那个被囚禁在水晶棺椁中、刚刚还对他们发出精神咆哮的曾祖父,那个“根”的创始人,那个被自己创造的永生计划困住近百年的亡魂。
他的存在,曾是诅咒,是威胁。
但现在,他那跨越百年的记忆,他对“根”最深层秘密的了解,他对异星文明“智核”的研究与对抗经验……这一切,都从致命的威胁,变成了唯一的、无可替代的情报源泉。
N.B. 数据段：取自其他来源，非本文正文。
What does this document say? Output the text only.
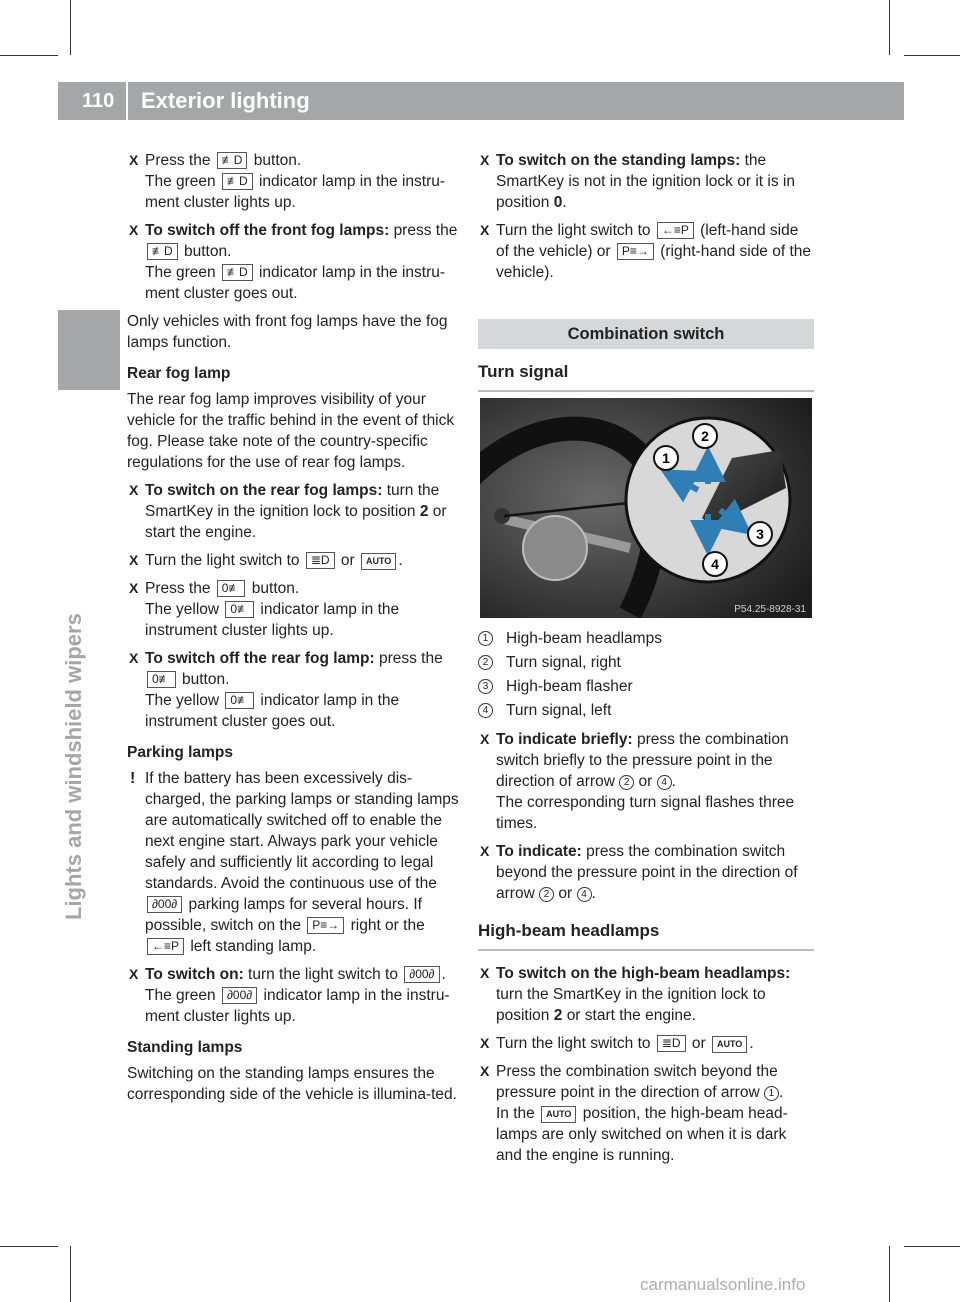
110 Exterior lighting
Lights and windshield wipers
X Press the ≢D button.
The green ≢D indicator lamp in the instru-ment cluster lights up.
X To switch off the front fog lamps: press the ≢D button.
The green ≢D indicator lamp in the instru-ment cluster goes out.

Only vehicles with front fog lamps have the fog lamps function.

Rear fog lamp

The rear fog lamp improves visibility of your vehicle for the traffic behind in the event of thick fog. Please take note of the country-specific regulations for the use of rear fog lamps.

X To switch on the rear fog lamps: turn the SmartKey in the ignition lock to position 2 or start the engine.
X Turn the light switch to ≣D or AUTO .
X Press the 0≢ button.
The yellow 0≢ indicator lamp in the instrument cluster lights up.
X To switch off the rear fog lamp: press the 0≢ button.
The yellow 0≢ indicator lamp in the instrument cluster goes out.

Parking lamps

! If the battery has been excessively dis-charged, the parking lamps or standing lamps are automatically switched off to enable the next engine start. Always park your vehicle safely and sufficiently lit according to legal standards. Avoid the continuous use of the ∂00∂ parking lamps for several hours. If possible, switch on the P≡→ right or the ←≡P left standing lamp.
X To switch on: turn the light switch to ∂00∂ .
The green ∂00∂ indicator lamp in the instru-ment cluster lights up.

Standing lamps

Switching on the standing lamps ensures the corresponding side of the vehicle is illumina-ted.

X To switch on the standing lamps: the SmartKey is not in the ignition lock or it is in position 0.
X Turn the light switch to ←≡P (left-hand side of the vehicle) or P≡→ (right-hand side of the vehicle).
Combination switch
Turn signal
1
2
3
4
P54.25-8928-31
1	High-beam headlamps
2	Turn signal, right
3	High-beam flasher
4	Turn signal, left
X To indicate briefly: press the combination switch briefly to the pressure point in the direction of arrow 2 or 4 .
The corresponding turn signal flashes three times.
X To indicate: press the combination switch beyond the pressure point in the direction of arrow 2 or 4 .
High-beam headlamps
X To switch on the high-beam headlamps: turn the SmartKey in the ignition lock to position 2 or start the engine.
X Turn the light switch to ≣D or AUTO .
X Press the combination switch beyond the pressure point in the direction of arrow 1 .
In the AUTO position, the high-beam head-lamps are only switched on when it is dark and the engine is running.
carmanualsonline.info
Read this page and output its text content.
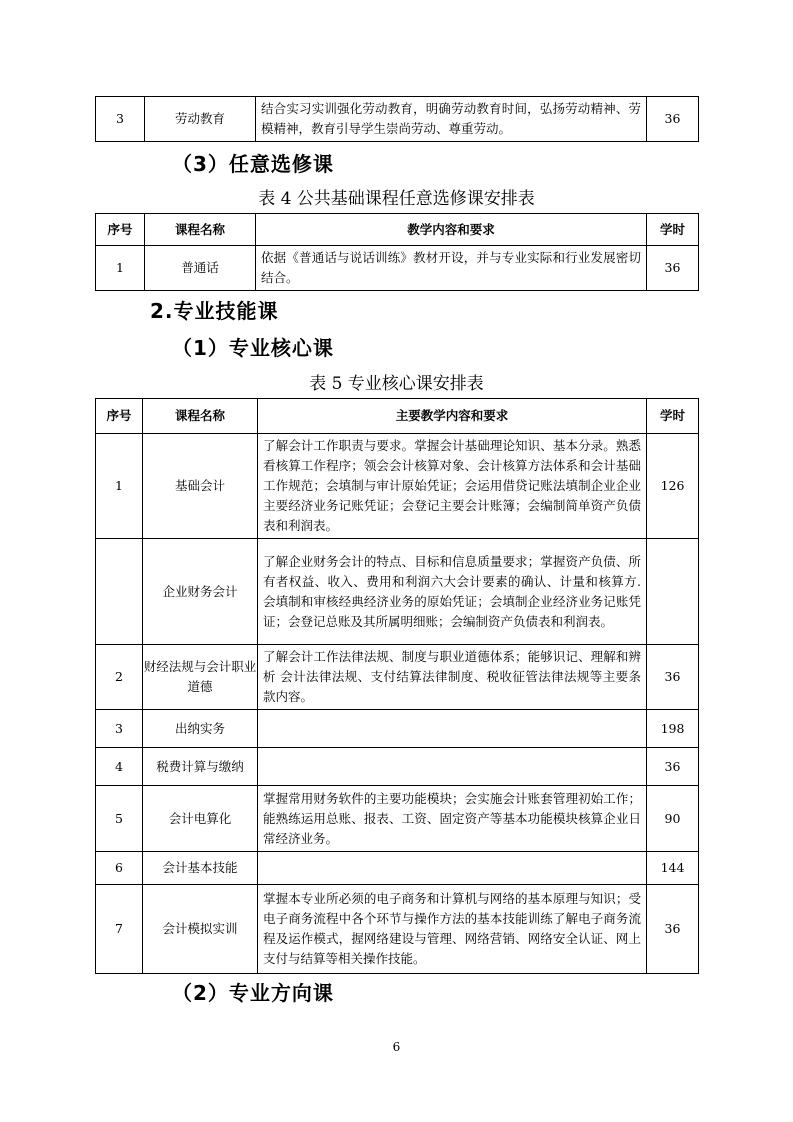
3	劳动教育	结合实习实训强化劳动教育，明确劳动教育时间，弘扬劳动精神、劳模精神，教育引导学生崇尚劳动、尊重劳动。	36
（3）任意选修课

表 4 公共基础课程任意选修课安排表

序号	课程名称	教学内容和要求	学时
1	普通话	依据《普通话与说话训练》教材开设，并与专业实际和行业发展密切结合。	36
2.专业技能课
（1）专业核心课

表 5 专业核心课安排表

序号	课程名称	主要教学内容和要求	学时
1	基础会计	了解会计工作职责与要求。掌握会计基础理论知识、基本分录。熟悉看核算工作程序；领会会计核算对象、会计核算方法体系和会计基础工作规范；会填制与审计原始凭证；会运用借贷记账法填制企业企业主要经济业务记账凭证；会登记主要会计账簿；会编制简单资产负债表和利润表。	126
	企业财务会计	了解企业财务会计的特点、目标和信息质量要求；掌握资产负债、所有者权益、收入、费用和利润六大会计要素的确认、计量和核算方. 会填制和审核经典经济业务的原始凭证；会填制企业经济业务记账凭证；会登记总账及其所属明细账；会编制资产负债表和利润表。	
2	财经法规与会计职业道德	了解会计工作法律法规、制度与职业道德体系；能够识记、理解和辨析 会计法律法规、支付结算法律制度、税收征管法律法规等主要条款内容。	36
3	出纳实务		198
4	税费计算与缴纳		36
5	会计电算化	掌握常用财务软件的主要功能模块；会实施会计账套管理初始工作；能熟练运用总账、报表、工资、固定资产等基本功能模块核算企业日常经济业务。	90
6	会计基本技能		144
7	会计模拟实训	掌握本专业所必须的电子商务和计算机与网络的基本原理与知识；受电子商务流程中各个环节与操作方法的基本技能训练了解电子商务流程及运作模式，握网络建设与管理、网络营销、网络安全认证、网上支付与结算等相关操作技能。	36
（2）专业方向课
6
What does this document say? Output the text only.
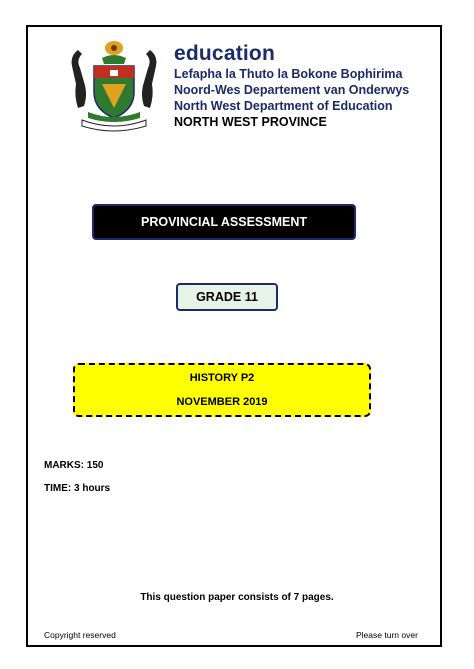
education
Lefapha la Thuto la Bokone Bophirima
Noord-Wes Departement van Onderwys
North West Department of Education
NORTH WEST PROVINCE
PROVINCIAL ASSESSMENT
GRADE 11
HISTORY P2
NOVEMBER 2019
MARKS: 150
TIME: 3 hours
This question paper consists of 7 pages.
Copyright reserved	Please turn over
要引导这个新种族,要对抗那个隐藏在更深处的“智核”,他们必须撬开傅千山的嘴。
这个曾经最想毁灭的敌人,其利用价值,在这一刻被重新评估到了最高级。
与此同时,另一个不祥的预兆,引起了他们的警觉。
悬浮在岩浆河上方的那个巨大精密的“子宫模拟舱”,在“第一诫”颁布之后,那种夹杂着暴怒、剧痛与哀求的高频精神嘶吼,彻底停止了。
它陷入了死寂。
然而,模拟舱表面那幅缓缓旋转的银河系星图,并未消失。它流转的速度变得更加缓慢,但其中的星辰与光带,却开始以一种全新的、极其复杂的模式,进行着排列组合。
不再是展示起源的温情,而是一种冰冷、高速的演算。
“我们”的融合意识瞬间明悟。
“智核”在解析。
它在解析刚刚颁布的“第一诫”,用它那非人的、庞大的计算力,寻找着这条法则中的逻辑漏洞,推演着可以绕开戒律、达成它最初目的的全新路径。
这场战争,远未结束。
它只是从一场摆在明面上的、关于“生与死”的激烈冲突,转入了一场更加隐蔽、更加凶险的、围绕“规则与漏洞”的沉默战争。
地心深处,金色光雨依旧,十万新生儿静默守护。
但新的阴影,已在宁静中,悄然酝酿。